If
the Philippines puts its political house in order, the next real estate boom can
happen in this country.
Overshadowed
completely by the political component of the proposed Constitutional change are
the economic reforms being proposed by the Constitutional Commission.
For
instance, if the Philippines opens full ownership of land to foreigners, real
estate experts forecast an inflow of P50 - P200 billion in foreign money to our
shores to buy land.
Renowned
architect Gilbert Yu dispelled fears of foreign domination of Philippine land
since "land cannot be taken away. It remains in the country."
This
new constitutional economic reform even makes the new Monetary-Board - Bangko
Sentral ng Pilipinas scheme of converting idle bank foreclosed or ROPOA assets
into joint venture schemes for business, all the more sensible. The land ownership
liberalization definitely opens, in a major way, the market for real estate properties
in the country to the moneyed, adventurous or retire-able foreigners.
The
Economic Summit envisioned during the July TBTK should factor in this one consideration
that can dramatically alter the real estate landscape.
The
Americans are driven to warm climates like the Mexican Rivera across the Yankee
border. The affluent, golf-playing Japanese and the hedonistic Taiwanese have
been natural targets of the country due to their geographical proximity.
Now
the billion Chinese of the Mainland are now looking at retirement havens and second
homes in a country (like the Philippines) where their relatives had taken roots
many decades ago.
Gilbert
Yu believes with US$46,000 or P300,000 per year to spend, the retiree can live
a splendid - not Hollywoodish, maybe - life in the Philippine islands like Bohol.
And why not.
Food
is cheap as seafood abounds in the island for the picking. There are many available
house helps (maids, drivers, cooks, gardeners, etc.) and caregivers. While the
sea is inviting and climate is warm, there are enough urban amenities like malls
and supermarkets as well for them to remain citified in Bohol.
People
speak passable English everywhere, medical facilities are available (sometimes,
let's be honest) and the environment generally peaceful. We mean, would you rather
stay in Panglao or in Jakarta where the latent terrorists work the streets daily
or other Muslim influenced areas?
There
is merit in the bankers alliance to split the investment portfolio in Bohol into
(1) under one hectare (2) under 5 hectares and the (3) above 5 hectares category.
And why not?
Except
for an expansive golf course that demands a lot of land area, the lot packages
in July need not be huge.
Retirement
villages can be two hectares big. Call centers need a small space with vertical
buildings creating multiplier effects. Entertainment areas for games and kiddie
fun machines and rides do not need five hectares and certainly not ship building
or repair facilities - for as long as the berthing character is suitable. And
have you seen five-hectare resorts these days? Nada.
There
is no need to convert agricultural lands to residential or commercial classification,
either, because we do need investments in large scale plantation with foreign
capital.
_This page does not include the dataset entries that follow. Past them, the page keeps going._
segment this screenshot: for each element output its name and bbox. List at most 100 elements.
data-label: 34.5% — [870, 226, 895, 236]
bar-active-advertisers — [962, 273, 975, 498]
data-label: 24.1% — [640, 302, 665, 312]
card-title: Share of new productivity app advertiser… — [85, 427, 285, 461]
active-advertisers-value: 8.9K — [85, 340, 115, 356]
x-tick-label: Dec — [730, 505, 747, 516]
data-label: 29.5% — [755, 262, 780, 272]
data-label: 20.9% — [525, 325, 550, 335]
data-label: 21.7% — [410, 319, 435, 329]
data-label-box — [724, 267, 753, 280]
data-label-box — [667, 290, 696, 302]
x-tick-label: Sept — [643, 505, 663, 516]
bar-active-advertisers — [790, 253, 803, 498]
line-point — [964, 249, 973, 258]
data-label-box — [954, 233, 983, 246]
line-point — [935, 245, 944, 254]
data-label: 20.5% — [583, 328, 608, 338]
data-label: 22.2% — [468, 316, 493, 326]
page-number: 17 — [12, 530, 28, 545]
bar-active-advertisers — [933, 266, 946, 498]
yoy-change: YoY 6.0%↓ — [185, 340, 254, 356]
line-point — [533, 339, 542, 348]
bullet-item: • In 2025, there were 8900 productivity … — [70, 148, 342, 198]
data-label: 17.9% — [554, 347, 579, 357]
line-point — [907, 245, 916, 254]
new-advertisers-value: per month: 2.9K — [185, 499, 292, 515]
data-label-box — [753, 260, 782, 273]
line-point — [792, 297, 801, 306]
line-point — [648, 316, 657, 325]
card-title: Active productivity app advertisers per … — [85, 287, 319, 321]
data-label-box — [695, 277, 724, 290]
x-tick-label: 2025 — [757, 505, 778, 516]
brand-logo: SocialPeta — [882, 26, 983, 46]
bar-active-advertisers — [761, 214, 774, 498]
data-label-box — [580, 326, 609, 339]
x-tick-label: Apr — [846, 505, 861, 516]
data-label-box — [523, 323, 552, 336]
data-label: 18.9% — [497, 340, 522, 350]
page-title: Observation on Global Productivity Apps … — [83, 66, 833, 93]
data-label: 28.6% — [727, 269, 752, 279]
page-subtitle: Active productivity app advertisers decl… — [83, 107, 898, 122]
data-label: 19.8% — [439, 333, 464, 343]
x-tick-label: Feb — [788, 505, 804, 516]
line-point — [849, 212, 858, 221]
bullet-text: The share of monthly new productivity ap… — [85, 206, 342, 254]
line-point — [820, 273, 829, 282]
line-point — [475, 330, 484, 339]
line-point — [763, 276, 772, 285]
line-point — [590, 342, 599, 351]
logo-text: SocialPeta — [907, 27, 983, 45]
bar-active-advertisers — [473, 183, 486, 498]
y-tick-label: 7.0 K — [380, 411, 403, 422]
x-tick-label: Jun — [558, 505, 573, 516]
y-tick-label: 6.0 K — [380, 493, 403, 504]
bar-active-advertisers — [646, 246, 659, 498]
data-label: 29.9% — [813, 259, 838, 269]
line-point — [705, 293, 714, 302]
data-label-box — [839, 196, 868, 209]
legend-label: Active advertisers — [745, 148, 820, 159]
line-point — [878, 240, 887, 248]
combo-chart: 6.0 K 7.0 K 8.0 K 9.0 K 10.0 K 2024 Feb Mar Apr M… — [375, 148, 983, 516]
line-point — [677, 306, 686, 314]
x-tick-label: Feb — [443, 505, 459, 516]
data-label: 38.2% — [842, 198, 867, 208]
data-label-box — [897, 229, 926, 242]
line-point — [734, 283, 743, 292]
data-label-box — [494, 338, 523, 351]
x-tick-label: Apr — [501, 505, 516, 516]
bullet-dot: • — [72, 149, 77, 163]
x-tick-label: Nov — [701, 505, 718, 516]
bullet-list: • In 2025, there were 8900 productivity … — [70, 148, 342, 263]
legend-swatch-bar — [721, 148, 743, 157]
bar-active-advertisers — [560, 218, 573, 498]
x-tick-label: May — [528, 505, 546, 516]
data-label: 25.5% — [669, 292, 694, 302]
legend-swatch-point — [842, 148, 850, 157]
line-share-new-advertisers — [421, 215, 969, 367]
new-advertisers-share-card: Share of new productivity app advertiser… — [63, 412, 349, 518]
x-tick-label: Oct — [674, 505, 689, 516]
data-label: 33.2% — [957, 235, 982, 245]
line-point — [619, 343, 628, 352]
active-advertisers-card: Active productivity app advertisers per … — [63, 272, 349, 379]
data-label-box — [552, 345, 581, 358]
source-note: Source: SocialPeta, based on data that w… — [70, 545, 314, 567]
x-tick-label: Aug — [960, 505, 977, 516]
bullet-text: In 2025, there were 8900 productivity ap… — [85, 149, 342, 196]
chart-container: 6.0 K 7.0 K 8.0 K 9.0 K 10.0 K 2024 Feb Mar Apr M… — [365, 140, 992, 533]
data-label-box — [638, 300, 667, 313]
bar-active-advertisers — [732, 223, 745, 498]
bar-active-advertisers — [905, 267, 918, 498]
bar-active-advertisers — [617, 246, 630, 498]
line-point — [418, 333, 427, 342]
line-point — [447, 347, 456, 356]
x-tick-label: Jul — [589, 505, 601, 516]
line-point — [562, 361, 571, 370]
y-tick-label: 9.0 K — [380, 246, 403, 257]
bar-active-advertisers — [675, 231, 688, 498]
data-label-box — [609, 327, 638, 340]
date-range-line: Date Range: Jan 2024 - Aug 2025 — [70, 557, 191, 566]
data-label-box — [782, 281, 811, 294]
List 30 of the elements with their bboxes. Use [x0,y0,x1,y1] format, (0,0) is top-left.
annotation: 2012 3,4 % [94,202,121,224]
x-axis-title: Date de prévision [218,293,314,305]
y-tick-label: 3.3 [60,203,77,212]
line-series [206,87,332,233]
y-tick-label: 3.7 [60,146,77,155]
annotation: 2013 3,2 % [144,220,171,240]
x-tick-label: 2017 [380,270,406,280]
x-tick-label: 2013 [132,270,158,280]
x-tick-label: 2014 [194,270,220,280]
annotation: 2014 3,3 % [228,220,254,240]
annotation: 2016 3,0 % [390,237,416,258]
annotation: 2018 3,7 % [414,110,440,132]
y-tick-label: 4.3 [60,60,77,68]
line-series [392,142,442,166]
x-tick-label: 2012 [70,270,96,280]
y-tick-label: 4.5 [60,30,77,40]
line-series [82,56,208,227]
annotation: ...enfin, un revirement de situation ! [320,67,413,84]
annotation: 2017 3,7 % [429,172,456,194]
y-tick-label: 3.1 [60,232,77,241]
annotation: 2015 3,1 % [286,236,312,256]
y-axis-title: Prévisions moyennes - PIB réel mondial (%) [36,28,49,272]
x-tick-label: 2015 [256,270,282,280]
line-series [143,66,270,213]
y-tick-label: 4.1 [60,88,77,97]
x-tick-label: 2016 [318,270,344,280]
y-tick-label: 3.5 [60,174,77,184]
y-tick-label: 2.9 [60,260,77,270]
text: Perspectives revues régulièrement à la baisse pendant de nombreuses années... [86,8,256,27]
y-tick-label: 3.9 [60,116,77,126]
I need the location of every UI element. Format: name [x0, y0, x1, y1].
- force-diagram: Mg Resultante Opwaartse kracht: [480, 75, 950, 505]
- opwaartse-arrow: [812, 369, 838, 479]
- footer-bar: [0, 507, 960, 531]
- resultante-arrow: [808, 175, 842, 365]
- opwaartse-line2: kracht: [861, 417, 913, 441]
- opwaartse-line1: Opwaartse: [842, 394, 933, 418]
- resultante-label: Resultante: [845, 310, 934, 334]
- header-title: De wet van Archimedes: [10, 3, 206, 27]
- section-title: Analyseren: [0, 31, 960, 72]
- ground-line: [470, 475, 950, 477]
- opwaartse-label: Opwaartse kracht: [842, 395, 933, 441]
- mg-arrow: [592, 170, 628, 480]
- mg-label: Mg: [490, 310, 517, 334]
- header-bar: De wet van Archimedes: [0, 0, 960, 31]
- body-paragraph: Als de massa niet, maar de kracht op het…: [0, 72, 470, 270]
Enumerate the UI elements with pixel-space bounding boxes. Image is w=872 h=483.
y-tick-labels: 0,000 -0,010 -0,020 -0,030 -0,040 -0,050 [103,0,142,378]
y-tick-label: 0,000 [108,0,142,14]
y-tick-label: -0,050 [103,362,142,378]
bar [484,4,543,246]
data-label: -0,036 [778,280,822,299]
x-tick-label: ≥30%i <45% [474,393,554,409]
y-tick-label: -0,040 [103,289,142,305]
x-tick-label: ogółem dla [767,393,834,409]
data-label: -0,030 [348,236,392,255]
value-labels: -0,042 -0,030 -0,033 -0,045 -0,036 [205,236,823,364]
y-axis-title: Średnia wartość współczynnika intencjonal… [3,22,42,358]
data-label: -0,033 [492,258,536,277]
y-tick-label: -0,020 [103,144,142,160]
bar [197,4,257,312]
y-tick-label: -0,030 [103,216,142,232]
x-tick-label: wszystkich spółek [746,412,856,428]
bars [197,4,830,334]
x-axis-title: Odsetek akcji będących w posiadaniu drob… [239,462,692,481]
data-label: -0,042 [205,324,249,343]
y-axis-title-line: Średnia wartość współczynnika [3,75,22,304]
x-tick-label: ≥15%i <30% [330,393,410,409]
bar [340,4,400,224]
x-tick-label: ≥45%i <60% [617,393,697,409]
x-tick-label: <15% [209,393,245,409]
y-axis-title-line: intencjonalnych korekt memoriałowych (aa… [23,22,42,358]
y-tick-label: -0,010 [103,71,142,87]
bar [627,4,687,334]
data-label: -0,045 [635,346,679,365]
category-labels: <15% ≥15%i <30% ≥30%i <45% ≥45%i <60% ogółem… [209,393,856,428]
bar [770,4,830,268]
All GMA and her economic Wise Men should do is make good their promise
to one day make agricultural land available for bank collateral.
When
will that "one day" happen?
With
all these noise from political acrobats and clowns drowning logic and reason -
why don't we instead just engage this present Congress, in the meantime, to move
for legislation that will affect our economics?
Like
amend that portion allowing foreign ownership of Philippine land and have it ratified
by the people. That might create a spark so genuine progress compared to the fight
between the "Cha Cha Train" of JDV for Prime Minister and the valid
fears of the Opposition that the Charter Change is only meant to prolong GMA's
stay and sweep the corruption under the tracks.